Tiger Woods' cubs Rory McIlroy, Jon Rahm and Scottie Scheffler roaring into 2023

As Scottie Scheffler edged Rory McIlroy from the top of the world rankings, it was easy to conclude that the pinnacle of men's professional golf has become rarefied air suitable only for the game's biggest beasts.

It has been an astonishing period dominated by an exclusive few. Gone are the days, it seems, when a host of lesser lights might occupy the upper echelons of leaderboards.

To stand in those positions in the current era you have to be among the very best. In other words, an exclusive club where it helps if your name is Scheffler, McIlroy or Jon Rahm.

BBC reports Scheffler's successful title defence at the elevated $20m (£16.5m) WM Phoenix Open occurred during a run since last October where the American has not finished worse than 11th.

"I hadn't won since the Masters," Scheffler acknowledged after closing with a superb 65 to finish two clear off the field.

"I've given myself a decent chance a few times, so it's definitely a lot of fun to get this one done, especially in the fashion that I did it."

The top six included Rahm, Justin Thomas, Jason Day and Jordan Spieth - who all know how it feels to lead world rankings.

And now the Masters champion is back to enjoy his 31st week as top dog after dropping only two shots in 72 holes.
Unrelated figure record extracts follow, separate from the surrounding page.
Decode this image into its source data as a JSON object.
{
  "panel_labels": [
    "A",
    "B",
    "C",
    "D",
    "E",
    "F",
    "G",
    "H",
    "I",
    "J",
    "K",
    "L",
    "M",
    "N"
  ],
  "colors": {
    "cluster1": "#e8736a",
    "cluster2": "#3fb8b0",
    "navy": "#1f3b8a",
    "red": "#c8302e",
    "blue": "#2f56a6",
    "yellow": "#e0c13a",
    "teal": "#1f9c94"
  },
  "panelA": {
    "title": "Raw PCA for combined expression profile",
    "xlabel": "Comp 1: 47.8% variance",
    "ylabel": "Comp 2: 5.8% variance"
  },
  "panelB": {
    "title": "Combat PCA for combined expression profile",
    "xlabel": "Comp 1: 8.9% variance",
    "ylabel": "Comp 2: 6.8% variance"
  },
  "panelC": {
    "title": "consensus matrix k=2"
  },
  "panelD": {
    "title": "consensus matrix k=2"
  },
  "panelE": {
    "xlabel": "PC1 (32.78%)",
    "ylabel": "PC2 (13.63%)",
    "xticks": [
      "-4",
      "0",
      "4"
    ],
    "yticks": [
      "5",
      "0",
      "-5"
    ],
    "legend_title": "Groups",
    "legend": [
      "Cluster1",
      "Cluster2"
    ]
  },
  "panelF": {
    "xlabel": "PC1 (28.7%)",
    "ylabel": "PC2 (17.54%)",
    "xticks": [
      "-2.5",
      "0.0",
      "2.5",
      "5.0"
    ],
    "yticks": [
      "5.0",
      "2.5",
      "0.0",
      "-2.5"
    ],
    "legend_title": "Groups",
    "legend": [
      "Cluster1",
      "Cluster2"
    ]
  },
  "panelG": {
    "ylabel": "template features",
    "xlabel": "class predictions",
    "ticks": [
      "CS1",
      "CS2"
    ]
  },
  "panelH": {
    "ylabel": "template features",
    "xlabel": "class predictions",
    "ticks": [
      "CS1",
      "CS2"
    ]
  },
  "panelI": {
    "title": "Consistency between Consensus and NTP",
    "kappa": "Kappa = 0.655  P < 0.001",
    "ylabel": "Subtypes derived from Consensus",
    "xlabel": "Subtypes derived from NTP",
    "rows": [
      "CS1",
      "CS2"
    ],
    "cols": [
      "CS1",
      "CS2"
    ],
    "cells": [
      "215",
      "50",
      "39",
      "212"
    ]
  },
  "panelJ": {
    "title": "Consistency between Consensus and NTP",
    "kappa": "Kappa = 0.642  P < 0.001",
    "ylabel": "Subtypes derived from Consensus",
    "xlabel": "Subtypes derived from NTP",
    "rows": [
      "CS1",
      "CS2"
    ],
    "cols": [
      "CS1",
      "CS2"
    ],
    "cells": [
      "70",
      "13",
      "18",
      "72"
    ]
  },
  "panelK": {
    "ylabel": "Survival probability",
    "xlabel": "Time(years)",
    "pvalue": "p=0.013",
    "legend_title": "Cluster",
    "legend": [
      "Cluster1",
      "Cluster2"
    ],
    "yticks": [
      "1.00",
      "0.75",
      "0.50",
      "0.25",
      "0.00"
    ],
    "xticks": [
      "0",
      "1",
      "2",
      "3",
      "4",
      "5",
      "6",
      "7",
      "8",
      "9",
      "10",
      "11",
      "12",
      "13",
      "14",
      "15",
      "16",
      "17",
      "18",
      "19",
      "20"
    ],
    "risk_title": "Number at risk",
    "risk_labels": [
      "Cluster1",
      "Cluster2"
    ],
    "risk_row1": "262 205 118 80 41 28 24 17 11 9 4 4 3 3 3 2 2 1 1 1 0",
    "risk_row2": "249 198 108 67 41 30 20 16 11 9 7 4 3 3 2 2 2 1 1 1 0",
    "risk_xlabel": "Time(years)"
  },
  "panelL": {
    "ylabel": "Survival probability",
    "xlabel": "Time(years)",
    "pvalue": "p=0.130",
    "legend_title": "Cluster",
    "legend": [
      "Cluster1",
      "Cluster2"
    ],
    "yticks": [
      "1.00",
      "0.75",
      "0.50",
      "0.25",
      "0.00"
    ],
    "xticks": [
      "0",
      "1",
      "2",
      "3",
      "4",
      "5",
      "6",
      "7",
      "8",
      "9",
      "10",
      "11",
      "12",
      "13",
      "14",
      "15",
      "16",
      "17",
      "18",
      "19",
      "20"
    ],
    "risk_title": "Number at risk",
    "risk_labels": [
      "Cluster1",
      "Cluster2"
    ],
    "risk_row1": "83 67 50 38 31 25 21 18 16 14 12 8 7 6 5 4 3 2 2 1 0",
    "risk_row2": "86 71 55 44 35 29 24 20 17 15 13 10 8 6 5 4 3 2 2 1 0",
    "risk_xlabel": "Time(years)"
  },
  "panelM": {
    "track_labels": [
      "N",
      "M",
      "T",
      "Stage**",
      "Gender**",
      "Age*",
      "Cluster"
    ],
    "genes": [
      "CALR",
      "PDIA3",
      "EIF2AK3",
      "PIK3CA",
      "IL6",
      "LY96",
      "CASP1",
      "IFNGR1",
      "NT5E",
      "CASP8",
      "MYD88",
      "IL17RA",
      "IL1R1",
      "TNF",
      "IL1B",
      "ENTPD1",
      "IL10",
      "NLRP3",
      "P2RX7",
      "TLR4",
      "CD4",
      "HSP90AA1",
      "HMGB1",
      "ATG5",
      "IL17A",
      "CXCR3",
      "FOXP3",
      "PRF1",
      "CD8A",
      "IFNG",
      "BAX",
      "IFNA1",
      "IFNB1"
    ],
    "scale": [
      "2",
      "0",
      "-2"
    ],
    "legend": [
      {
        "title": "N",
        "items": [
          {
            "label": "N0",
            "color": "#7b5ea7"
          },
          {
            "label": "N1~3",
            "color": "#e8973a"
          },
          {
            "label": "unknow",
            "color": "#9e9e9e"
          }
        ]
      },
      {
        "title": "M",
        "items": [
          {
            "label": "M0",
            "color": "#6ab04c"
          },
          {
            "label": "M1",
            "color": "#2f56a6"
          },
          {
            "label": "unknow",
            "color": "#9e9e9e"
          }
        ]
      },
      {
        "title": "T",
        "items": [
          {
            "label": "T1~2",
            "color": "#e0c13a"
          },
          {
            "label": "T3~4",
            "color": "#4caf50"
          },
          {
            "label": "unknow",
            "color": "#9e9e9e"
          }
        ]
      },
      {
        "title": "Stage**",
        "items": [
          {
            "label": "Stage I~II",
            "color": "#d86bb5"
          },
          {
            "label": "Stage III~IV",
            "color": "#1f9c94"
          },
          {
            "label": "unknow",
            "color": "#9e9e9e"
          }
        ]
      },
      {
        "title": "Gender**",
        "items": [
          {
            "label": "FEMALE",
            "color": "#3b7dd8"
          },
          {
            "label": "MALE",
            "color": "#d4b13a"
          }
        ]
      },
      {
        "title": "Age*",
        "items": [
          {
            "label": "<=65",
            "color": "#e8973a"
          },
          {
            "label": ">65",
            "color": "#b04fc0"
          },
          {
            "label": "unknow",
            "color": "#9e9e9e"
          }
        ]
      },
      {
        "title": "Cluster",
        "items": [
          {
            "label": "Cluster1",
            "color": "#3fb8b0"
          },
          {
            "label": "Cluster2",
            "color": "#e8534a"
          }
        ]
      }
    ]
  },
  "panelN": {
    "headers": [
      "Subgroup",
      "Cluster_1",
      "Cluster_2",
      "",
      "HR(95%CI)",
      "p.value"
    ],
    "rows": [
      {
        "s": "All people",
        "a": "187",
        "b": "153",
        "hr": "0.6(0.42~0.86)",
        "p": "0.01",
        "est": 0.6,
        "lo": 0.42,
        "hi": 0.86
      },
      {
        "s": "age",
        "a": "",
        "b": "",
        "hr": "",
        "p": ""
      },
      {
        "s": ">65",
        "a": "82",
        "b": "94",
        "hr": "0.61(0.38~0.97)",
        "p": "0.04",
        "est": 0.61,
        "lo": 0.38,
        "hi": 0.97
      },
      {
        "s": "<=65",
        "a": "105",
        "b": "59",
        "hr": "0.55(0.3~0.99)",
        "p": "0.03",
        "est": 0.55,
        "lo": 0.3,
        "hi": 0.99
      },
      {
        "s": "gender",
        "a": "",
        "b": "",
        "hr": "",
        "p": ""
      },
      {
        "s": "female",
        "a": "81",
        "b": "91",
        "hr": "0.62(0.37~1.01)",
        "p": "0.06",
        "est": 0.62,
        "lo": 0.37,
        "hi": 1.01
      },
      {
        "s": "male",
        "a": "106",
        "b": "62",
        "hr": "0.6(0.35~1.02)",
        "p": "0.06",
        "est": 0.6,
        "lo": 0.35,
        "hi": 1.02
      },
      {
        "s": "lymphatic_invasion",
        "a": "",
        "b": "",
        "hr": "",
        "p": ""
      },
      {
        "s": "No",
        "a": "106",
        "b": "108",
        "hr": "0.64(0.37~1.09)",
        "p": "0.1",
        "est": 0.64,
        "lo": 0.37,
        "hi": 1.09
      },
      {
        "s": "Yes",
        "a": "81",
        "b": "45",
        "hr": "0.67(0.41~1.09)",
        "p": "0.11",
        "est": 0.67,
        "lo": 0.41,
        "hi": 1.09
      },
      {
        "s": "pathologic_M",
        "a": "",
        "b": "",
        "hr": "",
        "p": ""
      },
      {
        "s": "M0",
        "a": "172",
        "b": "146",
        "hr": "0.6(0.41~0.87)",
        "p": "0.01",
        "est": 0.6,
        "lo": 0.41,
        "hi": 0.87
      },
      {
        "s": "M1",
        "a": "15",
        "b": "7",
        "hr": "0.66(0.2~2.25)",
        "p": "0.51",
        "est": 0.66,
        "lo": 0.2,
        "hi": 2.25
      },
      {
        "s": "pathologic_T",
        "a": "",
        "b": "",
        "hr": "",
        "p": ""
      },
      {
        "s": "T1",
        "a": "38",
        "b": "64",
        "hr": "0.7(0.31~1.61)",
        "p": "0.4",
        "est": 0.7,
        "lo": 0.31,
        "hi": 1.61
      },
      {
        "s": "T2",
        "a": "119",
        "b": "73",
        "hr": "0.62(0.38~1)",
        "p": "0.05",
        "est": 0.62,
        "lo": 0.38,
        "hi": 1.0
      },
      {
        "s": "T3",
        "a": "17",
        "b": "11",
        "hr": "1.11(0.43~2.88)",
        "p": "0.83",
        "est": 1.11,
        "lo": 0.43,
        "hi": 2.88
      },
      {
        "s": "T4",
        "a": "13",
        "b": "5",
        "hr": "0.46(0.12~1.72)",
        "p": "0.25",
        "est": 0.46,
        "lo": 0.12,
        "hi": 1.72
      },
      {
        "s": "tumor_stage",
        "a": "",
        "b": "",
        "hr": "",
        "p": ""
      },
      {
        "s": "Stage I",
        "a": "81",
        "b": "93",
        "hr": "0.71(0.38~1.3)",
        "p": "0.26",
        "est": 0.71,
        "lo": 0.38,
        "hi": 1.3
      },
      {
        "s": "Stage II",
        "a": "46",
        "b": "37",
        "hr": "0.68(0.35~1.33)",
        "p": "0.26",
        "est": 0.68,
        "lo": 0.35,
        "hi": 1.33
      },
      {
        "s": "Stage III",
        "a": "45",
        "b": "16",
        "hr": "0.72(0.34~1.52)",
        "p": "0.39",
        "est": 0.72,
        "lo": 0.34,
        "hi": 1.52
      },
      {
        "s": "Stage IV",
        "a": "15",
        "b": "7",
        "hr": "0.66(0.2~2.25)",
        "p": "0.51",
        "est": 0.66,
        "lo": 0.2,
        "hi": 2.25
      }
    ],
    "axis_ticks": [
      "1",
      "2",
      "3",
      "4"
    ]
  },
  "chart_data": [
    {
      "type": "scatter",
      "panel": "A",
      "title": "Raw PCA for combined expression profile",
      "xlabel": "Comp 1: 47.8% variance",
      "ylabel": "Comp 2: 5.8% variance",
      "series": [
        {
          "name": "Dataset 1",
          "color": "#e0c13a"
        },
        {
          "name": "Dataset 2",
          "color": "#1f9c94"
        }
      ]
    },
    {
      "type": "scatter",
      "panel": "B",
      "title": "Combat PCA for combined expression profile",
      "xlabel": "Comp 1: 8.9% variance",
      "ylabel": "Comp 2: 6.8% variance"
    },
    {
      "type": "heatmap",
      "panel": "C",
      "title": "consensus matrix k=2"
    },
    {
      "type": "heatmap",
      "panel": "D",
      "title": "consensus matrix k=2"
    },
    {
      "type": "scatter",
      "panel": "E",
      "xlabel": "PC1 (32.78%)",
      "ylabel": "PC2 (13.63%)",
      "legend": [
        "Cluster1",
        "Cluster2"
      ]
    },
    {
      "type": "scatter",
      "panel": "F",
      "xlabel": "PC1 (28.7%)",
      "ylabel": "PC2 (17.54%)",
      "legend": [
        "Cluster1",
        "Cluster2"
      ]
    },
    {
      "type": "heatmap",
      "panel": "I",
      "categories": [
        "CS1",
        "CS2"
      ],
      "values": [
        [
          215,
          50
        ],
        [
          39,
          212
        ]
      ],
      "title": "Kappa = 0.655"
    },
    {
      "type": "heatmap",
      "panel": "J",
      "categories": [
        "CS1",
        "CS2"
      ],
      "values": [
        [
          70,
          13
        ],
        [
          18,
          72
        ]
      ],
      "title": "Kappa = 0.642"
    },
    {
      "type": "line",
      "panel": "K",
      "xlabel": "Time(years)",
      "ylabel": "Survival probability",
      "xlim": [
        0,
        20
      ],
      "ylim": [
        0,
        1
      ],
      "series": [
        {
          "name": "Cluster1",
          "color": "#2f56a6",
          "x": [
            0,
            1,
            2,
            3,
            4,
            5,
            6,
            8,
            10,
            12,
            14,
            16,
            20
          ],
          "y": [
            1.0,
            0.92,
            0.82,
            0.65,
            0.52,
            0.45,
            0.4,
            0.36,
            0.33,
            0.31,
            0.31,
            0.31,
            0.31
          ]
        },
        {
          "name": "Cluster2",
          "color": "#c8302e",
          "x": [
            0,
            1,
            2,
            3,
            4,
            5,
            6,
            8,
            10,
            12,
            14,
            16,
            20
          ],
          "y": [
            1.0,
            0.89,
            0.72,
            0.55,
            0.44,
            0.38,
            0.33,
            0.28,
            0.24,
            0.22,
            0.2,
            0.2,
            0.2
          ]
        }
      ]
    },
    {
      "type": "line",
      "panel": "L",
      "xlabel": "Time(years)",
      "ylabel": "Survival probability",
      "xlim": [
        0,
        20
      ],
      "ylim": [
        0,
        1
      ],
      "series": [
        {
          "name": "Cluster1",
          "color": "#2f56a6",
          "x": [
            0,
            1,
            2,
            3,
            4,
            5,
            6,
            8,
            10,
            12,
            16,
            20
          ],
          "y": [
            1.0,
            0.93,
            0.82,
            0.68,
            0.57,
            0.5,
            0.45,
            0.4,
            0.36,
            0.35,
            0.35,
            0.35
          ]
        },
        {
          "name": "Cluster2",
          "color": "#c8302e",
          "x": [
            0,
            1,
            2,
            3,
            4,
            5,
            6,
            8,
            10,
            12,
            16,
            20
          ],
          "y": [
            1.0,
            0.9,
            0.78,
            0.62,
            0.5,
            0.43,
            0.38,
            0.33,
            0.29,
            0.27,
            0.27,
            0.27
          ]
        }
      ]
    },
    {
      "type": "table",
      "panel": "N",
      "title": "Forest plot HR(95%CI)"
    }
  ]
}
He later revealed the champion mentality that has driven him to the top.

"I've always been really competitive and I don't like making bogeys," he said.

"Any time I hit a bad shot it's all about how you respond because bad shots are going to come.

"You're not going to play 72 holes of perfect golf. A lot of it is how you respond. I felt like I did a really good job of that this week and I'm just hoping to build on it going forward."

And, as he admitted, his recent record does include a number of near misses. Indeed, it has been relatively modest compared with the runs that have been enjoyed by Rahm and McIlroy.

The European Ryder Cup team-mates have been pretty much permanent fixtures on leaderboards ever since McIlroy beat Scheffler and won the Tour Championship last August.

In that period Rahm has not finished outside the top eight in any tournament, winning four of them. McIlroy faltered in Phoenix, his first US event of the year, finishing joint 32nd but the Northern Irishman has otherwise been immaculate.

Apart from last week, in the same spell he has been top four at every event, winning three, including the Dubai Desert Classic last month in his only other appearance so far this year.

The level of consistency is reminiscent of Tiger Woods at his best, and something else the 26-year-old Scheffler, 33-year-old McIlroy and 28-year-old Rahm share in common is that they all grew up idolising the 15-times major champion.

At their best they all play in his indomitable fashion and it is no coincidence. The era we are currently enjoying was spawned by the Woods revolution of the nineties and noughties.

It turned so many players from mere golfers to serious athletes who know a champion's killer instinct is vital. Here we now have three prime examples at the vanguard of the sport.

So it is appropriate the next PGA Tour stop, the Genesis Invitational, is promoted by the 47-year-old Woods. And he will be competing for the first time since missing the cut at The Open at St Andrews last July.

Even with a seriously damaged right foot, dodgy back and myriad of past surgeries, Tiger - the joint record 82-time winner on the American circuit - is still golf's biggest beast for his influence on the game.

"I know he's going to keep doing everything he can to still try to win more tournaments," Rahm said last week. "Possibly get that 83rd win. Hopefully, obviously in his mind a major.

"So it's a true honour for all of us. Any time Tiger can be present on the golf course playing makes the tournament even better. So I'm hoping he can play comfortably and I'm hoping he can play well."

But, let's be realistic.

Woods contending in the current era is not going to happen, his cubs are far too strong.

This week's Los Angeles event is another of the elevated tournaments (average prize fund $20m). They are a concept brokered by Woods and McIlroy last year and have been brought in to counter the lucrative threat of LIV Golf.

Arguably the only one of the Saudi Arabian-funded circuit's recruits capable of consistently living with the top trio is current world number four and Open champion Cameron Smith.

It is a shame he cannot be part of the mix as the 2023 season starts to lift off. He will also miss defending the PGA Tour's flagship Players Championship at Sawgrass next month.

How strong is the Australian's game now he is playing 54-hole shotgun starts? It is impossible to know.

During the LIV close season he has won the Australian PGA but was joint 47th at the Australian Open. He missed the cut at the recent Saudi International on the Asian Tour.

Smith will be part of the story at the Masters in April and what an enticing prospect that looks. But LIV looks much slighter fare compared with the heavyweight quality currently on offer on the PGA Tour.

Things are going to form right now. If that continues it is a fair bet that the likes of Scheffler, McIlroy and Rahm will be better equipped to breathe that crucial competitive fire in the year's first major at Augusta National.